Signature Updates & Threat Database

It has been a very active month for those that pay attention to the signatures as they are released, you might have noticed a sudden spike about two weeks ago in signatures from 2,500’ish to the now 4,425 mark. The vast majority of these signatures were put up in MD5 format as a great many are variants of “known” malware and were extracted through processing historical threat data for the last 90 days, sorted by unique hashes, from I also did some leg work in my processing scripts which has allowed them to handle base64 and gzip decoding of POST payloads from IPS data which is generating a marked increase in new malware and known malware variants. Together, this has added 1806 MD5 and 31 HEX signatures in the last 45 days bringing us to the current mark of 4425 (2808 MD5 / 1617 HEX) total signatures.

In addition to the above, the daily processing scripts have been rewritten and combined into a single task on the processing server, this has brought together what was previously 9 different scripts into a single, streamlined and much more efficient task. The reason that things got to the point where there was 9 different scripts to update various elements of the back end processing server is that the LMD project developed very fluidly over the last year, meaning that every time I had a new idea or added a new feature, I in turn created a new script to support the idea/feature — over time this naturally was not sustainable and now what we have is exactly that — sustainable.
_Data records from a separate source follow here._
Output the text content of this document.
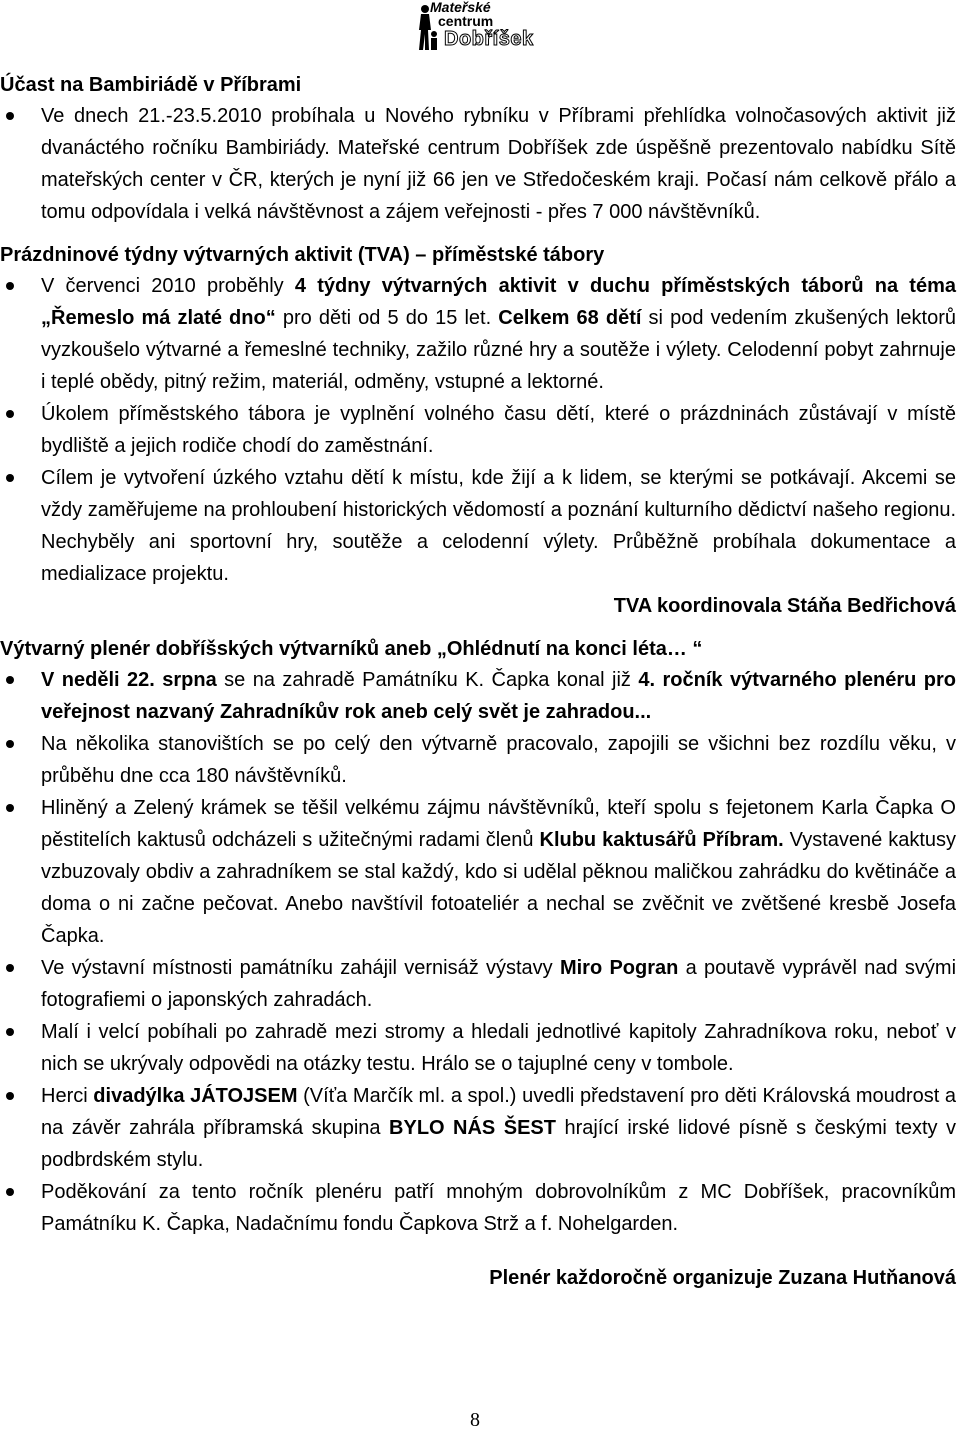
Mateřské
centrum
Dobříšek
Účast na Bambiriádě v Příbrami
Ve dnech 21.-23.5.2010 probíhala u Nového rybníku v Příbrami přehlídka volnočasových aktivit již dvanáctého ročníku Bambiriády. Mateřské centrum Dobříšek zde úspěšně prezentovalo nabídku Sítě mateřských center v ČR, kterých je nyní již 66 jen ve Středočeském kraji. Počasí nám celkově přálo a tomu odpovídala i velká návštěvnost a zájem veřejnosti - přes 7 000 návštěvníků.
Prázdninové týdny výtvarných aktivit (TVA) – příměstské tábory
V červenci 2010 proběhly 4 týdny výtvarných aktivit v duchu příměstských táborů na téma „Řemeslo má zlaté dno“ pro děti od 5 do 15 let. Celkem 68 dětí si pod vedením zkušených lektorů vyzkoušelo výtvarné a řemeslné techniky, zažilo různé hry a soutěže i výlety. Celodenní pobyt zahrnuje i teplé obědy, pitný režim, materiál, odměny, vstupné a lektorné.
Úkolem příměstského tábora je vyplnění volného času dětí, které o prázdninách zůstávají v místě bydliště a jejich rodiče chodí do zaměstnání.
Cílem je vytvoření úzkého vztahu dětí k místu, kde žijí a k lidem, se kterými se potkávají. Akcemi se vždy zaměřujeme na prohloubení historických vědomostí a poznání kulturního dědictví našeho regionu. Nechyběly ani sportovní hry, soutěže a celodenní výlety. Průběžně probíhala dokumentace a medializace projektu.
TVA koordinovala Stáňa Bedřichová
Výtvarný plenér dobříšských výtvarníků aneb „Ohlédnutí na konci léta… “
V neděli 22. srpna se na zahradě Památníku K. Čapka konal již 4. ročník výtvarného plenéru pro veřejnost nazvaný Zahradníkův rok aneb celý svět je zahradou...
Na několika stanovištích se po celý den výtvarně pracovalo, zapojili se všichni bez rozdílu věku, v průběhu dne cca 180 návštěvníků.
Hliněný a Zelený krámek se těšil velkému zájmu návštěvníků, kteří spolu s fejetonem Karla Čapka O pěstitelích kaktusů odcházeli s užitečnými radami členů Klubu kaktusářů Příbram. Vystavené kaktusy vzbuzovaly obdiv a zahradníkem se stal každý, kdo si udělal pěknou maličkou zahrádku do květináče a doma o ni začne pečovat. Anebo navštívil fotoateliér a nechal se zvěčnit ve zvětšené kresbě Josefa Čapka.
Ve výstavní místnosti památníku zahájil vernisáž výstavy Miro Pogran a poutavě vyprávěl nad svými fotografiemi o japonských zahradách.
Malí i velcí pobíhali po zahradě mezi stromy a hledali jednotlivé kapitoly Zahradníkova roku, neboť v nich se ukrývaly odpovědi na otázky testu. Hrálo se o tajuplné ceny v tombole.
Herci divadýlka JÁTOJSEM (Víťa Marčík ml. a spol.) uvedli představení pro děti Královská moudrost a na závěr zahrála příbramská skupina BYLO NÁS ŠEST hrající irské lidové písně s českými texty v podbrdském stylu.
Poděkování za tento ročník plenéru patří mnohým dobrovolníkům z MC Dobříšek, pracovníkům Památníku K. Čapka, Nadačnímu fondu Čapkova Strž a f. Nohelgarden.
Plenér každoročně organizuje Zuzana Hutňanová
8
For those interested, here is the output report generated and sent to my inbox at the end of each daily malware update task:

started daily malware update tasks at 2010-09-13 00:09:35
running daily malware fetch... finished in 710s
running daily ftp malware fetch... finished in 6s
regenerating signatures from daily malware HEX hits... finished in 95s
propagating signature files... finished in 2s
generating sqlfeed data... finished in 88s
running mysql inserts for sqlfeed on praxis... finished in 42s
syncing & updating malware source data (master-urls.dat).... finished in 27s
syncing & updating irc c&c nets... finished in 15s
rebuilding maldetect-current... finished in 3s
pushing maldetect-current and signatures to web... finished in 4s
completed daily malware update tasks at 2010-09-13 00:26:05 (990s)
processed 156 malware url's
retrieved 40 malware files
extracted and hashed 16 new signatures
extracted 59 new irc c&c networks
queued 24 unknown files for review

An important part to streamlining the daily update tasks was also in rewriting some of the basic processing scripts to better log and store information on malware sources, such information includes date, source url, file md5, sig name, top level domain, online state, ip, asn, netowner and more. All malware is also now processed through an IRC extraction script that checks for irc server details in malware files and adds it to a irc command & control list with details such as date, source file md5, source file sig name, irc server, irc port, irc chan, online state, ip, asn, netowner and more. The “online state” fields in both the malware source and IRC c&c databases perform active checks, for the malware source this is simply verifies a URL is still active and/or domain still resolves, for the IRC c&c database this is a bot that manually connects to the irc network and verifies the network and channels are online & populated. All irc users, host masks and a sampling period of channel activity is also recorded from each active IRC c&c network, this information at this time is not included in the database as allot of it requires sanitizing as many IRC c&c networks dont mask connecting hosts and the channel activity reveals exceedingly sensitive information about actively vulnerable web sites and servers, this is something I am working on adding but its a difficult task so it will take some time. The malware signatures database has also been populated but requires a little more work, mainly adding meta data to describe each signature in a format that is longer than the single-word descriptions included in the signature naming scheme.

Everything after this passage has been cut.